Le peuple français reste profondément politique. Le pays de la Révolution a renversé la table et composé une assemblée nationale sans majorité, au grand dam du président Macron. Toutes les prévisions ont une fois de plus été bousculées par la réalité : celle d’un pays profondément fracturé socialement et politiquement. Pour avoir négligé de faire campagne, Emmanuel Macron est désormais contraint de rechercher des compromis avec ses différentes oppositions. C’est le retour inattendu d’un parlementarisme à la Française.
Le crépuscule de la Macronie
Même si la République en Marche reste le premier parti de France en nombre de députés, elle en perd presque la moitié par rapport à 2017. De nombreuses figures historiques de la Macronie ont été battues, la plupart du temps face à des candidats NUPES. C’est le cas de Richard Ferrand en Bretagne, de Christophe Castaner dans les Alpes de Haute Provence, d’Amélie de Montchalin en Essonne ou encore de Roxana Maracineanu dans le Val-de-Marne. Trois ministres sont battues et tenues de démissionner de leur poste. Dans les Hautes-Pyrénées, un proche d’Emmanuel Macron, Jean-Bernard Sempastous, perd son duel contre une candidate de la NUPES, Sylvie Ferrer, pourtant fragilisée au premier tour par une candidature dissidente de gauche. Et en Midi-Pyrénées, la ville rose, Toulouse, est reprise par la gauche après plusieurs années de domination politique des Macroniens. Ce crépuscule du courant politique qui a soutenu la prise de pouvoir du président de la République ouvre une période d’incertitude pour le quinquennat à venir.

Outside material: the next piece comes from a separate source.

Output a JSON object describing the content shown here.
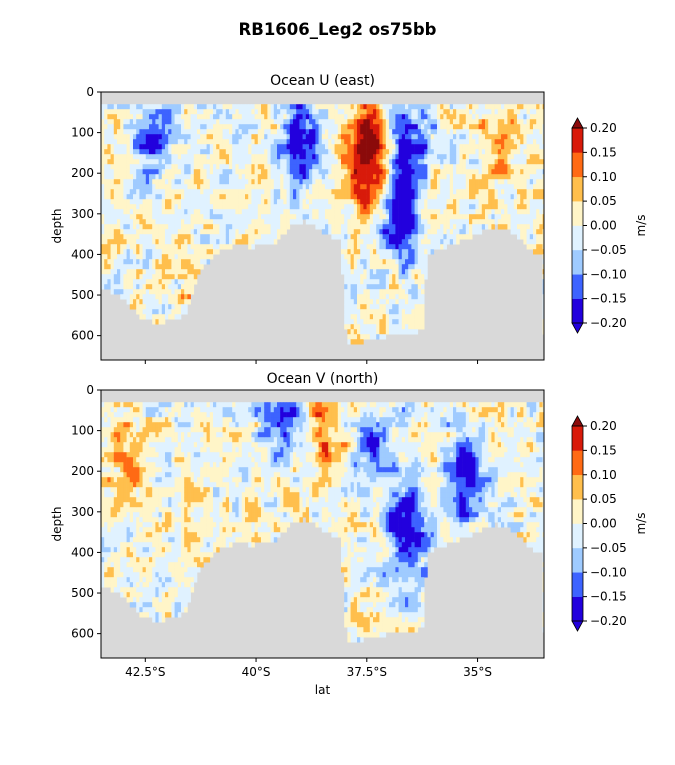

Progression spectaculaire de l’extrême droite
Le grand gagnant de ce scrutin est le Rassemblement national qui obtient près de 90 députés. Même Jean-Marie Le Pen, en 1986, dans un scrutin proportionnel, n’avait pu dépasser la barre des 35 élus. Cette progression de l’extrême-droite est d’autant plus inquiétante qu’elle s’accompagne d’un élargissement de son implantation territoriale. Ainsi, dans le Sud-Ouest, des députés RN ont été élus pour la première fois en Dordogne, en Gironde, dans le Lot-et-Garonne, dans le Tarn et dans le Tarn-et-Garonne. L’extrême-droite a sans doute bénéficié de la diabolisation de la NUPES par le gouvernement qui, ce faisant, a fracturé le fameux front républicain. Ce pari cynique de la Macronie a été en partie réussi : la coalition des forces de gauche a progressé nettement mais elle est restée en dessous de la barre des 140 députés. A Marmande, le maintien d’un candidat LAREM dans une triangulaire a même permis l’élection d’une députée RN alors que la NUPES était bien placée pour l’emporter.
Un espoir pour la gauche
Malgré tout, les principales forces de gauche ont sauvé les meubles, et même réalisé une belle percée lors de ces législatives. La France insoumise tire son épingle du jeu, au coude à coude avec le RN pour revendiquer le titre de premier parti d’opposition. Les socialistes, les écologistes et les communistes auront tous un groupe parlementaire. Ces succès vont contribuer à rajeunir, féminiser et diversifier la représentation parlementaire. Ils constituent un socle sur lequel construire une alternative politique pour 2027 et aussi un réel espace de formation des futurs cadres politiques. Seule zone d’ombre : la division entre les composantes de la NUPES et les candidatures dissidentes de gauche. Elle a été nettement visible en Midi-Pyrénées, 4 candidats dissidents ayant été élus avec le soutien de la Présidente d’Occitanie Carole Delga. Cette division a sans doute contribué à la défaite des candidats de la NUPES dans le Tarn, face à un candidat RN et dans les Hautes-Pyrénées, face à un candidat de LAREM. Elle entraînera à coup sûr des débats de clarification au fil des prochains mois.
Une chambre introuvable mais dynamique
L’assemblée nationale va donc retrouver pleinement son rôle politique, le gouvernement étant condamné à composer avec des députés peu soucieux de le suivre sans discernement. Ce grand retour du parlementarisme est sans doute une chance pour la démocratie, quelque peu malmenée au cours du précédent quinquennat. Il ne garantit malheureusement pas une politique au service des plus petits de notre société et au service de l’immense défi climatique. Les citoyennes et citoyens français devront rester vigilants au cours des prochains mois. Certains combats pour la justice sociale et l’écologie se gagneront dans l’Hémicycle. Les autres devront peut-être se jouer dans la rue.